FGF2, 7, 10 and 21 are highly expressed in skin tissue (Fig. 1C). Therefore, the function of these FGFs in wound healing was examined. Wound healing involves multiple steps, including cell proliferation and migration. To investigate the effect of FGFs on the cell migration process, mouse NIH3T3 foreskin fibroblast cells were grown in a low glucose medium (5.5 mM) containing 5 mg/ml of mitomycin-C, which prevents cell proliferation, for 24 h at 37°C prior to treatment with FGFs. As presented in Fig. 3, the cells treated with commercially purified FGF2 (P=0.023), 10 (P=0.027) or 21 (P=0.018) at 100 ng/ml exhibited accelerated cell migration 24 h following scratching as compared with control cells. JNK is activated via phosphorylation, and is important for cell migration in wound healing (16); therefore, JNK-phosphorylation was examined following FGF-treatment of NIH3T3 cells for 1 h. The data revealed that treatment with the three FGFs (FGF2, 10 and 21) increased p-JNK levels, while the total JNK level remained unchanged (Fig. 4).

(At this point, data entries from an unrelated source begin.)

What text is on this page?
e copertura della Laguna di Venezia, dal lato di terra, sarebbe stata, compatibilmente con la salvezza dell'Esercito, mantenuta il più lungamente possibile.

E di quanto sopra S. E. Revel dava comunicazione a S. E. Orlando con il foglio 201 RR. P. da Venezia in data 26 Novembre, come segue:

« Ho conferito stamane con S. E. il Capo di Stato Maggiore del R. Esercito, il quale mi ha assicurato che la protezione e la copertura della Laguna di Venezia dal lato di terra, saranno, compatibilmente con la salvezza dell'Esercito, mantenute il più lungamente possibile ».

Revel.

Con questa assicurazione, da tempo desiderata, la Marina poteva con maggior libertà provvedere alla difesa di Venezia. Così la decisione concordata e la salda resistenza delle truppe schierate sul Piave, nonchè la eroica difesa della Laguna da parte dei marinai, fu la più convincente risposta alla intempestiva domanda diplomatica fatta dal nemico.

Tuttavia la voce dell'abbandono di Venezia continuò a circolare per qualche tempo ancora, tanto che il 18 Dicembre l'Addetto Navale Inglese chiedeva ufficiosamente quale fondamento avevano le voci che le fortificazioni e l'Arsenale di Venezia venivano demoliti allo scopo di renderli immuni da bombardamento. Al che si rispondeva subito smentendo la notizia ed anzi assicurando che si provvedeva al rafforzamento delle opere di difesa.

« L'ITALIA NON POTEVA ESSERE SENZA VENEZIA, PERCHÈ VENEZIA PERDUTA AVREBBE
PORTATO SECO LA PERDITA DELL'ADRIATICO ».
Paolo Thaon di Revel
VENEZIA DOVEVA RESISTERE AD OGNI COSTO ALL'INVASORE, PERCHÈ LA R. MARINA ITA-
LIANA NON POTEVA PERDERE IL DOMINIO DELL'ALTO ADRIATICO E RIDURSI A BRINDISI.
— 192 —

As commercially produced FGF7 is not available, FGF7-FLAG fusion protein was overexpressed in NIH3T3 cells via a lentivirus system. Transduction efficiency was analyzed by monitoring GFP expression, and FGF7 expression was evaluated by western blotting using an anti-FLAG antibody (Fig. 5). In addition, FGF7 transcripts were analyzed in transduced and non-transduced NIH3T3 cells. RT-qPCR revealed that FGF7 levels were much higher in transduced, (FGF7 OX) compared with non-transduced, cells (Fig. 6A). Furthermore, cell migration was evaluated in FGF7 OX and non-transduced cells. However, FGF7 overexpression did not significantly alter the speed of cell migration (Fig. 6B and C; P=0.094). These results indicate that FGF2, 10 and 21 are highly expressed in skin tissue, and are involved in the fibroblast cell migration process.